4. Strided copy code: Here, "uint alignment" is used instead.  If the itemsize
   of an array is equal to 1, 2, 4, 8 or 16 bytes and the array is uint
   aligned then instead NumPy will do ``*(uintN*)dst) = *(uintN*)src)`` for
   appropriate N. Otherwise, NumPy copies by doing ``memcpy(dst, src, N)``.
5. Nditer code: Since this often calls the strided copy code, it must
   check for "uint alignment".
6. Cast code: This checks for "true" alignment, as it does
   ``*dst = CASTFUNC(*src)`` if aligned.

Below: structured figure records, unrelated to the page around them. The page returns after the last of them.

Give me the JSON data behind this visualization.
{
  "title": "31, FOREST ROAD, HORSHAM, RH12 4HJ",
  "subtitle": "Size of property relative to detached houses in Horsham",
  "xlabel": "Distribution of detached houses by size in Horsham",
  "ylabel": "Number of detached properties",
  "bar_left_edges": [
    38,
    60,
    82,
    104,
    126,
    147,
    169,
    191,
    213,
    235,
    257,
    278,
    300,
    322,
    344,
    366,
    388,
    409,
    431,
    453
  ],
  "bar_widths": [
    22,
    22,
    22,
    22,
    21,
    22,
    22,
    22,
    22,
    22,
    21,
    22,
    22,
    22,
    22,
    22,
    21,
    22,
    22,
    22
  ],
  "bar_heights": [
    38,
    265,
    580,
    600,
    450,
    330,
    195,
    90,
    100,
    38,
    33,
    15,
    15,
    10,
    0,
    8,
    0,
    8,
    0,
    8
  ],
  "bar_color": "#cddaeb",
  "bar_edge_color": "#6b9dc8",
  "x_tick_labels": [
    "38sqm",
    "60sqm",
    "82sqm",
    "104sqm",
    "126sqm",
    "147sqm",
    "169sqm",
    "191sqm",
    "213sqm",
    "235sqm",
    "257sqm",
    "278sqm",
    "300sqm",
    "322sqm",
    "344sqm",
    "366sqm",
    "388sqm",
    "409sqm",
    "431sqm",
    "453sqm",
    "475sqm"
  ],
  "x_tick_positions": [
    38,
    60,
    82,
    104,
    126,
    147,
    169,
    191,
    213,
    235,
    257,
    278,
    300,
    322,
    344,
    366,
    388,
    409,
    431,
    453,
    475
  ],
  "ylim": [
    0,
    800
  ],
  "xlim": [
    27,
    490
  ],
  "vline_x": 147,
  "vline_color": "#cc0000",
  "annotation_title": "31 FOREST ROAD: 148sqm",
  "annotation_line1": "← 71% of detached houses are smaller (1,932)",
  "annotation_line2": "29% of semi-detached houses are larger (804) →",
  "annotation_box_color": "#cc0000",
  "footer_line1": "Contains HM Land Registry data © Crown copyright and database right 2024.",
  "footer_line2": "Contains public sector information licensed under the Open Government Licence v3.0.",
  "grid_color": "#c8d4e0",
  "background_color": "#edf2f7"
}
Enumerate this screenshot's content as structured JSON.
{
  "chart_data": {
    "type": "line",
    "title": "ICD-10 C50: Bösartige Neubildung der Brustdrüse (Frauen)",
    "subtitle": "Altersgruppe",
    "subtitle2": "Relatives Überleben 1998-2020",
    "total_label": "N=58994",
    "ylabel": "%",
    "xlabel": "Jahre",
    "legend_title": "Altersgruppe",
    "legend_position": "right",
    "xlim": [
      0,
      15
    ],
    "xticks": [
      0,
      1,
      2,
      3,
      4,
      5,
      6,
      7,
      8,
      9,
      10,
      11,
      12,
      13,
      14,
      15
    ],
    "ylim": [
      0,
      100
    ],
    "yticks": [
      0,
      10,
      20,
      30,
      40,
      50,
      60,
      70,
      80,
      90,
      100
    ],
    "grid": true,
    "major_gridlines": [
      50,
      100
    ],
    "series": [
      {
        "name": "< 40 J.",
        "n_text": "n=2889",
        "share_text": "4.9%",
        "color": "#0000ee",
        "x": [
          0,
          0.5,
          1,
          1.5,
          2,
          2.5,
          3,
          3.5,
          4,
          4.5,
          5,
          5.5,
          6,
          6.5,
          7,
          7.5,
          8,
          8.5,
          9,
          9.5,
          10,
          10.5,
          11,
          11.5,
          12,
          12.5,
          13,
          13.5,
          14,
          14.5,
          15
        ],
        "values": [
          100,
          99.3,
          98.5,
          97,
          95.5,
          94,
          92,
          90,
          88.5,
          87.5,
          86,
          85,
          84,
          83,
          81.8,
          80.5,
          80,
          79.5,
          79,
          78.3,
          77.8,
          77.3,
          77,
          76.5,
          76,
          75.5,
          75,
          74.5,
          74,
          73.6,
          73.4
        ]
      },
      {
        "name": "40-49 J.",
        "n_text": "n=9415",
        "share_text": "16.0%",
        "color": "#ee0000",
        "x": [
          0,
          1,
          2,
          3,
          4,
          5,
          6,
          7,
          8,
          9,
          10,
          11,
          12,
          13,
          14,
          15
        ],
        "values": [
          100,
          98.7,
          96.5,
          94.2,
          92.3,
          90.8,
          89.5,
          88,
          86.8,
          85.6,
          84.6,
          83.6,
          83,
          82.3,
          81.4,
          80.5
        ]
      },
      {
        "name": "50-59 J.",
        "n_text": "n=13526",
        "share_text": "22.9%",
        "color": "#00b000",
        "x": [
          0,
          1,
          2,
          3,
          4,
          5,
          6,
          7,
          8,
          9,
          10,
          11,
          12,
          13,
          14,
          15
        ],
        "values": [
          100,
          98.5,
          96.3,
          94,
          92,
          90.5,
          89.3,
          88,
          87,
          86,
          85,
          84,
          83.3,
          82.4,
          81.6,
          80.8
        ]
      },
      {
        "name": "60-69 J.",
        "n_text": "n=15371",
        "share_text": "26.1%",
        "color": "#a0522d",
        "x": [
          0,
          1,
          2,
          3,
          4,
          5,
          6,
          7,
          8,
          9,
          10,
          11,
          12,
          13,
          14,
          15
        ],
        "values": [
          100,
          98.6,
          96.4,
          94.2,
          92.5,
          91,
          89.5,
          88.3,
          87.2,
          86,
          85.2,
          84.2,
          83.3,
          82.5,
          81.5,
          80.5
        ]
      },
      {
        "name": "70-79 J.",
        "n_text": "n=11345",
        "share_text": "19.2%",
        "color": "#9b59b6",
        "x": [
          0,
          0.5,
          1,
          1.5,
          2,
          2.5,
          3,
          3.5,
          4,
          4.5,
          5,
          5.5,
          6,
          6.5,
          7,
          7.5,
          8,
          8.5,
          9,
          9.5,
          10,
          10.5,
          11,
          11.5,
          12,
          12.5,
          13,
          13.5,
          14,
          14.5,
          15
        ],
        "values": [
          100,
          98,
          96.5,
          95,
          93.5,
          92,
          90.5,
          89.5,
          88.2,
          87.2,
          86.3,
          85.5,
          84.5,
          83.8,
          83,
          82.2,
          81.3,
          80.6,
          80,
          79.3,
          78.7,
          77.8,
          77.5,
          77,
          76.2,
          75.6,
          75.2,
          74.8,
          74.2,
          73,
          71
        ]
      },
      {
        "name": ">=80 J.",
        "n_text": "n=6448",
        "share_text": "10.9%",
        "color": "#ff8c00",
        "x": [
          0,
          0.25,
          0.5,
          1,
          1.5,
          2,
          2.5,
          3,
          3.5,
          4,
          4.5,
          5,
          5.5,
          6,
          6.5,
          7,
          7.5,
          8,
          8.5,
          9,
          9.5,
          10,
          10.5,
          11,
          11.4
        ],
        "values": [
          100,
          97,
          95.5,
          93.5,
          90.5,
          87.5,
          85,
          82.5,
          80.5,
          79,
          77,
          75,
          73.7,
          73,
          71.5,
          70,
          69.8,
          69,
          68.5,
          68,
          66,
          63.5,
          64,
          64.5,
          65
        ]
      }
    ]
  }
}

Otherwise, it does
   ``memmove(srcval, src); dstval = CASTFUNC(srcval); memmove(dst, dstval)``
   where dstval/srcval are aligned.

Note that the strided-copy and strided-cast code are deeply intertwined and so
any arrays being processed by them must be both uint and true aligned, even
though the copy-code only needs uint alignment and the cast code only true
alignment.  If there is ever a big rewrite of this code it would be good to
allow them to use different alignments.